Liguria liminale

L’aereo era il primo sullo schermo della giornata, ma io avevo tutto un piano. Con buon anticipo avevo cominciato a spostare la sveglia sempre più presto, alzandomi prima del sorger del sole, andando a dormire con le proverbiali galline. Un foglietto di carta elencava tutti i pasti della settimana, in modo da svuotare il frigo con precisione, mentre un altro accumulava cose da fare prima di partire. La composta e le piante, documenti e backup. Nonostante la sveglia alle 02:45, sarebbe stato un viaggio rilassato e non stancante.

Faticare ad addormentarsi può ostacolare anche per il migliore dei piani. Farlo per due giorni di fila è una garanzia. Raggranello forse un’ora di sonno prima di dovermi alzare e mettere in movimento. Seguono nove ore di mascherine e sedili stretti e marciapiedi mobili. E di veglia. Sull’ultimo treno mi ritrovo a fissare un paragrafo per 20 minuti. Il libro è in mano per abitudine, ma non ho idea di cosa ci sia scritto.

Arrivo, scambio due parole con la famiglia, poi mi abbatto sul letto di faccia, in diagonale.

È tardo pomeriggio quando rinvengo, luci ed ombre sono ancora tutte strane, ma decido di uscire a prendere un po’ d’aria. E siccome il centro e la passeggiata sul mare sono rumorose ed affollate, almeno per i miei gusti, i piedi entrano in modalità automatica e mi portano in collina. Non ci vuole molto ad uscire dal paese, e raggiungere un duecento metri di quota. A metà fra il cammino ed il sonno, la Liguria è un mondo pieno di dettagli, che nella stanchezza assorbo senza difese.

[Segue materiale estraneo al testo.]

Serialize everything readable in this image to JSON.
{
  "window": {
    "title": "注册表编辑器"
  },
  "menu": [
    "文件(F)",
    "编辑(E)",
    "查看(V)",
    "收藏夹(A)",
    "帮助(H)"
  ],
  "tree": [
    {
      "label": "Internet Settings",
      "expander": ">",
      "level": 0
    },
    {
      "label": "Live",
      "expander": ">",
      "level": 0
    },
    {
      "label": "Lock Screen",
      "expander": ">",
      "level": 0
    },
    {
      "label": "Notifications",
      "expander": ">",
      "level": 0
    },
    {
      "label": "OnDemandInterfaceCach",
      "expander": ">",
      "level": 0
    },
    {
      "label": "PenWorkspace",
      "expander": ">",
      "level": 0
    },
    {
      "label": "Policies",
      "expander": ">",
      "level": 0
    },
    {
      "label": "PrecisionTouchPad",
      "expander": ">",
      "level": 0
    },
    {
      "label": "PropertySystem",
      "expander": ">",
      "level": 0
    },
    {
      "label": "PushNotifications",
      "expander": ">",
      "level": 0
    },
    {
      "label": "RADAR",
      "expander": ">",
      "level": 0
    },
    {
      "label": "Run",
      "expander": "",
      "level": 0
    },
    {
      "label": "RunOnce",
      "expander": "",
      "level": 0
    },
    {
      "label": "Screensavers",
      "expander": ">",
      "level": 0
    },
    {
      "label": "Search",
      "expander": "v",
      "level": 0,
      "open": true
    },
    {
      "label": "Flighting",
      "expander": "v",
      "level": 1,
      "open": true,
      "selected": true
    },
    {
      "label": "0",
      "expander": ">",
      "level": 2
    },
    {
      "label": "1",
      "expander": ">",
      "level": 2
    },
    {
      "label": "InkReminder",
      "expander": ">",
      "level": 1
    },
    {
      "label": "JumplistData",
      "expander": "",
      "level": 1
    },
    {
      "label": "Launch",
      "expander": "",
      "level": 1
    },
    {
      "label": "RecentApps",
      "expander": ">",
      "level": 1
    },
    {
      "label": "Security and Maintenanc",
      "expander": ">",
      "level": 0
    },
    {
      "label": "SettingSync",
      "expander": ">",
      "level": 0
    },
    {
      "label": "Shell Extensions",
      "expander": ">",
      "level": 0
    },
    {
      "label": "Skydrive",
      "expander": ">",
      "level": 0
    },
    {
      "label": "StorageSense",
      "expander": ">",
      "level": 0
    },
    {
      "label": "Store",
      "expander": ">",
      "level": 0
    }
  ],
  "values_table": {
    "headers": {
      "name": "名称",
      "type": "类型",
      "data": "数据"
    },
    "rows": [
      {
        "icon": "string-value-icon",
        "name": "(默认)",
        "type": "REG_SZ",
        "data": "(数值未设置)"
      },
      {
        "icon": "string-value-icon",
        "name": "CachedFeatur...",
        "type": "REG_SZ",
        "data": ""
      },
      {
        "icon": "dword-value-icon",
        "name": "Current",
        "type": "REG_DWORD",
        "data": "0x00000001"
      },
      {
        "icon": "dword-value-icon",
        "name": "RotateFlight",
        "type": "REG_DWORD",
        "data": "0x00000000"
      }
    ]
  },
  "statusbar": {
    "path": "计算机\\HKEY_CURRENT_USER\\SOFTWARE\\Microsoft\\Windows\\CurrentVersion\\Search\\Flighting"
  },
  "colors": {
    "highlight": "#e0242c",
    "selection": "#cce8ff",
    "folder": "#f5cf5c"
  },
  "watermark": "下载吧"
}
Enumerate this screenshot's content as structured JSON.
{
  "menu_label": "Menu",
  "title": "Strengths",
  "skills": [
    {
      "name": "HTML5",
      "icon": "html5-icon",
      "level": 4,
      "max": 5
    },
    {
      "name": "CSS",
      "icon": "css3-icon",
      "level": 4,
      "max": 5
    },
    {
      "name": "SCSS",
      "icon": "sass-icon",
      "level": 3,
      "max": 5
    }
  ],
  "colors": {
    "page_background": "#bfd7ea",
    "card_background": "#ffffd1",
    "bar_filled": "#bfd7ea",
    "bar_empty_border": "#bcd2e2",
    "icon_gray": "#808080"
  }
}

La Liguria in cui mi addentro è ripida, esposta a sole e vento. Arrivo da posti dove l’erba non appassisce mai, ma su queste colline l’erba non arriva a fine estate. La Liguria è una serie di reti di confine storiche e stratificate, in vari stadi di arrugginimento. È un cortile di ghiaia, a cui nemmeno le erbacce sono interessate, a volte difeso da un semi-illeggibile cartello “Vietato l’accesso ai non addetti ai lavori” che risale agli anni ‘80. La Liguria è additiva: si evolve aggiungendo cose in mezzo ad altre cose: garage nello stretto triangolo di un bivio, capanni incastrati fra case. Nulla viene mai tolto, ma si sgretola col passare degli anni, o delle decadi. La Liguria si arrangia: è un cartello scritto a pennarello che indica “Via Belvedere, numeri 85, 95, e 89”; è la fermata del minibus spoglia, a parte una seggiola di legno anni ‘70; è una pietra sopra alle caselle della posta di una viuzza, a tener ferme bollette dimenticate, ormai illeggibili e gonfiate dalla pioggia e dal sole. Il luogo valorizza personaggi strani, come l’anziano su una Micra del ‘98 che fa fischiare le gomme nel tornantino, su asfalto probabilmente rifatto nello stesso anno. Pavimentazione, pneumatici ed autista sono invecchiati assieme, dando uno forma all’altro nella comunione del ripetuto attrito. La Liguria è aspra: fichi d’india, more rinsecchite, mille ringhiere sulle finestre. Ma è varia! Nella stretta carreggiata evito, a minuti di distanza: la suddetta Micra; uno strano furgoncino con la targa da moto, adesivo della Red Bull a coprire l'intero cofano, seguito da una nuvola di mal-carburazione; un'enorme BMW famigliare, nera, lucida, fresca di Lombardia —”Scusi, di qua per l’autostrada?” Certo che si, qua tutte le strade portano all’autostrada. È l’inevitabile taglio a metà collina, un secondo orizzonte. È l’ultimo suono, insormontabile ostacolo al silenzio.

Raggiungo l’apogeo della stradina, ed un'altra collina. Comincia la discesa, il mondo si ripete simile, in ordine inverso, e rientro in paese. Quasi due anni e nulla è cambiato, e tutto è cambiato. Il cartello in più, l’albero in meno, il negozio chiuso. Divenire, e dormire poco.